Now, take each of the newly created rows from prior explosion
  explode(col("npi_array")) accounting for the possibility that 
    each provider record might have multiple NPIs (National Provider Identifiers)

I note NPI is a double (all .0).  So, I recast as bigint to make it clear integer

This yields the individual NPI numbers

Voila!  Our Final flat table! 
  No more arrays. Every single nested element is now its own row.

In [0]:
# Explode npi array and cast to bigint
df_final = (df_providers
    .select(
        col("name"),
        col("billing_code_type"),
        col("billing_code"),
        col("description"),
        col("service_code"),
        col("billing_class"),
        col("allowed_amount"),
        col("billed_charge"),
        explode(col("npi_array")).alias("npi")
    )
    .withColumn("npi", col("npi").cast("bigint"))
)

print(f"Final flattened records: {df_final.count()}")
display(df_final)

Let's confirm we have the right structure

printSchema() - Shows the data types of each column
show() - Displays first 5 rows as a table

Do our columns match what we were looking for?  YES

This confirms we have the right structure!

In [0]:
# Verify schema
print("Final Schema:")
df_final.printSchema()

# Show sample
df_final.show(5, truncate=False)

# Verify columns match expected format
expected_columns = ['name', 'billing_code_type', 'billing_code', 'description', 
                   'service_code', 'billing_class', 'allowed_amount', 'billed_charge', 'npi']
print(f"\nColumns match expected: {df_final.columns == expected_columns}")
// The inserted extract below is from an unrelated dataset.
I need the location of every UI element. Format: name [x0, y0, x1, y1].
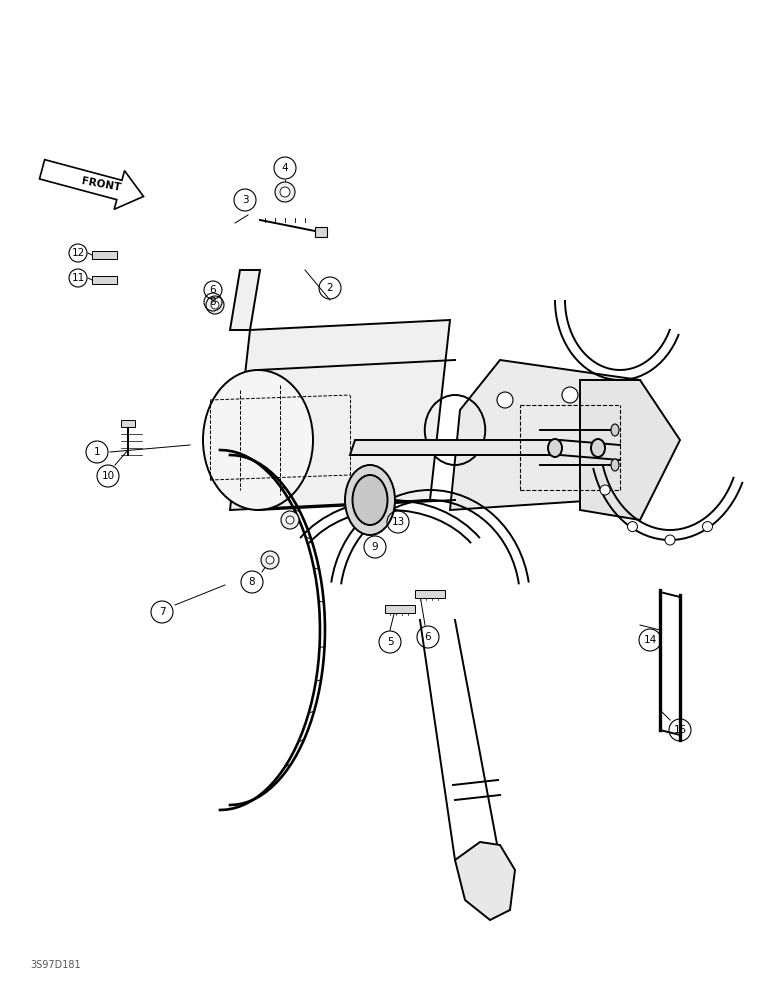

I'll show some summary stats not just for verification,
  but also clarification

count the unique billing codes (how many different procedures)
count the unique NPIs (how many different providers)
group by billing code type (CPT vs HCPCS)
show stats on dollar amounts (min, max, average, etc.)

This gives us insights about the data we just flattened

In [0]:
# Basic statistics
print("Unique billing codes:", df_final.select("billing_code").distinct().count())
print("Unique NPIs:", df_final.select("npi").distinct().count())
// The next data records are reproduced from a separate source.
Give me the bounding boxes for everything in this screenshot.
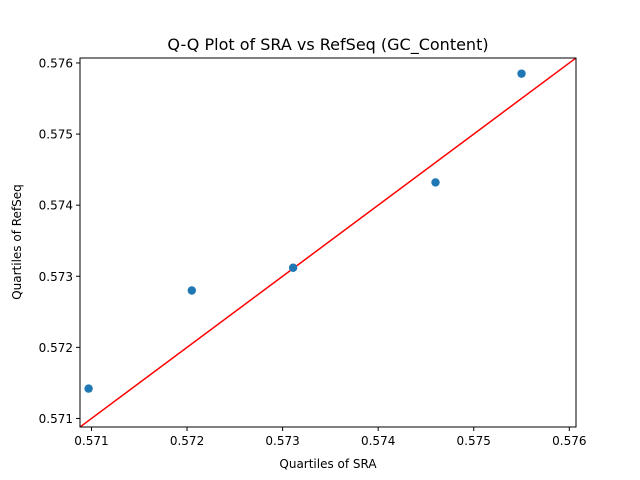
y-tick-label: 0.575 xyxy=(39,128,73,142)
data-point xyxy=(84,384,93,393)
reference-line xyxy=(80,58,576,427)
x-tick-label: 0.573 xyxy=(265,434,299,448)
data-point xyxy=(187,286,197,295)
data-point xyxy=(431,178,440,187)
x-tick-label: 0.571 xyxy=(74,434,108,448)
plot-frame xyxy=(79,57,577,428)
y-tick-label: 0.571 xyxy=(39,412,73,426)
chart-title: Q-Q Plot of SRA vs RefSeq (GC_Content) xyxy=(167,35,488,55)
x-axis: 0.571 0.572 0.573 0.574 0.575 0.576 xyxy=(74,427,586,448)
y-axis: 0.571 0.572 0.573 0.574 0.575 0.576 xyxy=(39,56,80,426)
y-tick-label: 0.574 xyxy=(39,199,73,213)
data-point xyxy=(288,263,298,272)
plot-area xyxy=(80,58,576,427)
x-tick-label: 0.575 xyxy=(457,434,491,448)
y-tick-label: 0.576 xyxy=(39,56,73,70)
x-axis-label: Quartiles of SRA xyxy=(279,457,377,471)
x-tick-label: 0.576 xyxy=(552,434,586,448)
x-tick-label: 0.572 xyxy=(170,434,204,448)
y-tick-label: 0.573 xyxy=(39,270,73,284)
x-tick-label: 0.574 xyxy=(361,434,395,448)
data-point xyxy=(517,69,526,78)
y-axis-label: Quartiles of RefSeq xyxy=(10,184,24,300)
y-tick-label: 0.572 xyxy=(39,341,73,355)
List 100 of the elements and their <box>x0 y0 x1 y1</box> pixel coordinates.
print("\nBilling Code Type Distribution:")
df_final.groupBy("billing_code_type").count().show()

print("\nAmount Statistics:")
df_final.select("allowed_amount", "billed_charge").describe().show()

# Concluding Remarks

This was all done with a small number of lines of code, which 
makes me curious about the full power or Spark in this use case.
I see how useful this can be in multi-layer nested data sets, but
also for very large data sets (nested or not).  I look forward
to learning more about using Spark.

No wonder it's nearly impossible to understand medical bills!!!